On the distribution of the risk of delays in the execution of contracts for charter of a vessel on the principles of English law
Similarly, other agreements regulating the legal relations of the parties involved in commercial activities, lease agreements with the crew, as well as contracts of carriage and voyage charters should have provisions that distribute the risks of the parties arising in the process of their execution.
For the maritime industry this distribution is even more important, since the number of potential risks of delaying or disrupting the execution of the contract is large, and entire groups and chains of performers are often involved in fulfilling obligations: the shipowner, carrier, charterer, consignee, consignor, stevedores, port authorities, government agencies, surveyors.
Many charters are governed by the norms of English law, in connection with which the distribution of responsibility of the parties under such contracts is based on the findings of judicial practice, which forms the basis of regulation. In the case of The Doric Pride [2006] All ER (Comm) 188, the court established the basic rule of separation of shipowner and charterer’s responsibilities:
- Issues of ship management and its technical support are the responsibility of the owner.
- The commercial aspects of the operation of the vessel and the purpose of its use are included in the “responsibility area” of the charterer.
In practice, this allocation of responsibility is not always easy to qualify, especially if the written terms of the charter agreement clarify in which cases the parties will bear additional risks, or the risks pass from one side to the other.
In the case of the Global Santosh [2016] UKSC 20, the vessel was transferred to a time Charter charterer, which in turn concluded a voyage Charter with a third party, which in turn concluded a sub-voyage Charter with the shipper for the transportation of cement. Upon arrival at the port of discharge, the ship 2 months could not get up to the pier, and after obtaining admission to the unloading, the cargo on Board the ship was arrested. As a result of enforcement actions, the act of arrest included not only the cargo, but also, mistakenly, the ship itself, which led to an additional amount of downtime.
In the charter agreement, the parties agreed on a written clause stating that the time charter freight is not payable in the event of arrest or detention of the vessel for any legal reason. In addition, the provision provided that the exception to this rule are cases where the arrest or detention occurred “as a result of the action or inaction of the charterer or his agents”.
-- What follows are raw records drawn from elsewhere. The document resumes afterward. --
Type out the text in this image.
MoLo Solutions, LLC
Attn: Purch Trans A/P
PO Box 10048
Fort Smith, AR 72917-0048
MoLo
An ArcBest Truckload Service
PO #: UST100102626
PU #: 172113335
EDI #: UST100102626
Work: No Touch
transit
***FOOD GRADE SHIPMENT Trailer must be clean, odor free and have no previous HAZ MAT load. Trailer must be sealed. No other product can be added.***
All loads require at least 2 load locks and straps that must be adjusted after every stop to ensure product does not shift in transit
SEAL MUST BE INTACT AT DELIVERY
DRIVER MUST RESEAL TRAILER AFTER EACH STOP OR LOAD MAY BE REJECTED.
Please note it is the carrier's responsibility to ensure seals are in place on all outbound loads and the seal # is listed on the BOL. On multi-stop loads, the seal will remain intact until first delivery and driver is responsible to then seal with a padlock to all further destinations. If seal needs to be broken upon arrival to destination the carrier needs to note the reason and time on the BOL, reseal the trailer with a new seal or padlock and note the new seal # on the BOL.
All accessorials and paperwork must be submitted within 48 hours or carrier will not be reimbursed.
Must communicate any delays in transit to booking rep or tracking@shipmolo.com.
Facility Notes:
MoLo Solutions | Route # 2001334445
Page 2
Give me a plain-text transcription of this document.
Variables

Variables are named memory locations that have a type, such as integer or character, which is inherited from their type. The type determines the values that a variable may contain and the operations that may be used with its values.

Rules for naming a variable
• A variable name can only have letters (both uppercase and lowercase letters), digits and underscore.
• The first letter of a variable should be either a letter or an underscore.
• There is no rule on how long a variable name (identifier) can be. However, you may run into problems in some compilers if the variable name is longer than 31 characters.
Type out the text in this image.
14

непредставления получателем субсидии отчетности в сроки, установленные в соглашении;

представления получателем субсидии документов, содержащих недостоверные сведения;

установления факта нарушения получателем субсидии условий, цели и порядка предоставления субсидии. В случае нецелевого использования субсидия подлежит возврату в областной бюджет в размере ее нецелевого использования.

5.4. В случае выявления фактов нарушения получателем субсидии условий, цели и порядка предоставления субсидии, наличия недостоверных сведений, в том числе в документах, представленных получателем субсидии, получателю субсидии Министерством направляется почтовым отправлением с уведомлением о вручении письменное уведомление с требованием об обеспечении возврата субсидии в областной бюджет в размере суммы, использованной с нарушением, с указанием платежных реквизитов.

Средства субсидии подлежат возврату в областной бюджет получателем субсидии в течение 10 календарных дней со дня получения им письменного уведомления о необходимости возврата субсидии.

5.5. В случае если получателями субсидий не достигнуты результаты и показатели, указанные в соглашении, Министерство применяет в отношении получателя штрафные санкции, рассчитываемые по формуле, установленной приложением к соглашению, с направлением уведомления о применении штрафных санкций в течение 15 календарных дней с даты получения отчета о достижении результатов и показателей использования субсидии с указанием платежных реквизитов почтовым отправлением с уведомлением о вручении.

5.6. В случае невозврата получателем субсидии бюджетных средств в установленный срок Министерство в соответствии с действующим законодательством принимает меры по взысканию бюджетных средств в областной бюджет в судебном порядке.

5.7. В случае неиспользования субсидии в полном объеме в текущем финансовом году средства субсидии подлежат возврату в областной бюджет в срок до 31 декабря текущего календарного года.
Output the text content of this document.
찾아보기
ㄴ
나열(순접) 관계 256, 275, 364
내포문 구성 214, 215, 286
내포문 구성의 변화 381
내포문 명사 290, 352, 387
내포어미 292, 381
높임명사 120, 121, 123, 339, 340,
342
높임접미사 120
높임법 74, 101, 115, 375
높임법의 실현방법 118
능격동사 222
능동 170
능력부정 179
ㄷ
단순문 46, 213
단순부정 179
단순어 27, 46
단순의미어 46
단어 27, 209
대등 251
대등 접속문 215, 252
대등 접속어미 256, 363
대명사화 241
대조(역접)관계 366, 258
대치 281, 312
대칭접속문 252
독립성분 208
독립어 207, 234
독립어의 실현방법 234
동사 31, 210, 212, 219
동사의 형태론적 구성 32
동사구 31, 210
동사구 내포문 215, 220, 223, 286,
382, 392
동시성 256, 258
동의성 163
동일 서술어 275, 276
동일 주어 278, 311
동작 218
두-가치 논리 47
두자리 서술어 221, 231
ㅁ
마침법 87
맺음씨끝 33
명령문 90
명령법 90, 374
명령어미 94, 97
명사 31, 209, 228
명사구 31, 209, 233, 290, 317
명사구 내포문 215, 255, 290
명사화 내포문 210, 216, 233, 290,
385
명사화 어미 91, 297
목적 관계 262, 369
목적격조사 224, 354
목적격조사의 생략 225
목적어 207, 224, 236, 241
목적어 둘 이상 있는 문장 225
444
The arrest of the vessel was imposed at the request of the shipper, with whom a sub-scheduled charter was concluded with the approval of the charterer of the vessel. The task of the court was to determine whether the sub-regular charterer is a “charterer's agent” for the purposes of recovery in favor of the owner of the losses caused by the arrest.
The court of appeal in the case upheld the basic principle established in The Doric Pride [2006] All ER (Comm) 188, stating that the delay on the presumption, are always at the risk of the charterer, as the responsibility of the shipowner under the Charter, only the ship, its technical condition, seaworthiness and navigation issues.
Taking into account that the charterer took advantage of the commercial opportunity to deliver the ship to the sub-charter, the responsibility for the delay associated with such a sub-charter is charged to the charterer.
However, the Supreme Court reversed the appeal decision, in fact, adding to the “basic principle” of the division of responsibility in The Doric Pride [2006] All ER (Comm) 188 with a new rule.
The decision of the Supreme Court establishes that it is necessary to determine not only in whose "area of responsibility" lies the cause of the delay in the execution of the charter, but also the "sufficient relationship" between the violation and the actions of the party under the main contract, from which the claim for damages arises.
Considering that the actions of the sub-charter charterer were not controlled in any way by the main charterer on the charter party (who only concluded a third-party charter charter), the shipowner does not have the right to claim damages not caused by the charterer. Based on the above, the Supreme Court ruled that for the period of the arrest of the vessel, the freight is not paid.
An additional criterion for determining the liability of the parties on the charter, established in The Global Santosh [2016] UKSC 20 on the one hand protects the party from liability arising from the participants in the “chain” of commercial activities in the maritime industry. On the other hand, it blurs a fairly clear distribution of responsibility, introducing an element of uncertainty in the resolution of disputes on the violation of the charter.
Would the charterer be held accountable if the violation had been committed not by a sub-scheduled charterer, but by a third party who entered into a charter charter directly with the charterer?
The decision once again proves the essential importance of the detailed formulation of the written provisions of the charter, which, in the event of a dispute, prevail and are subject to literal interpretation.
f the owner intends to protect himself from the risks of delaying the vessel in full, he is recommended to indicate in the charter under English law all categories of persons whose violation of the charter is due to which he will be compensated for losses and paid for in idle time.